Certainly not all harm.
And to repeat ,some of those who did harm were well meaning. Perhaps most. Not all.
Fabulous essay, Thera!
Sorry for responding to DCObserver above in the way I did; it impinges on the thrust of your theme.
But this idiot stepped over a line with me. He is a ghoul and a troll.
I apologize for hijacking your thread to voice my screed.
Justice P, have no fear. I saw what happened at your blog. You have my sympathy. I give you my blessing. :)
Uh . . . Justice
There is always someone in the crowd who just can't handle expressing their disagreement without labeling and denigrating other well meaning people. I'd let DCObserver be the one. That's because it's the only way that individuals like DCO understand how to act in public. It's all bluster. And you know, there are quite a few other wind bag's around the Cafe that do the same, although buried in more long-windedness.
Here's something I think that you can also relate to Justice... Folks like DCO most likely will never stop crapping where they eat.

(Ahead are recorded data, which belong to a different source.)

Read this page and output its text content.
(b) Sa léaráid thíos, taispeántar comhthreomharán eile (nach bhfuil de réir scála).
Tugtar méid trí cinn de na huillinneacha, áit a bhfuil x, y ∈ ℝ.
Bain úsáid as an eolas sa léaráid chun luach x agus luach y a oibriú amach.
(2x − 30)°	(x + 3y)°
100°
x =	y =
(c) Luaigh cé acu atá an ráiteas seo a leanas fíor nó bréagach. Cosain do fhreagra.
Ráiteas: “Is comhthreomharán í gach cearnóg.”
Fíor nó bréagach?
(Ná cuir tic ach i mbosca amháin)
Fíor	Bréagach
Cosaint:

When they step away from the ether world here and if they're lucky enough they'll be able to bother their immediate 3D friends and family. That is, if they are lucky enough to have not run all of them off from their life.
Pretty grim ... Eh?
Good advice; until the goulish remark about Wellstone, I was happy to just parry or ignore the fool. But they stepped over the line with that one and I went off.
I'm moving on and this fool will remain so.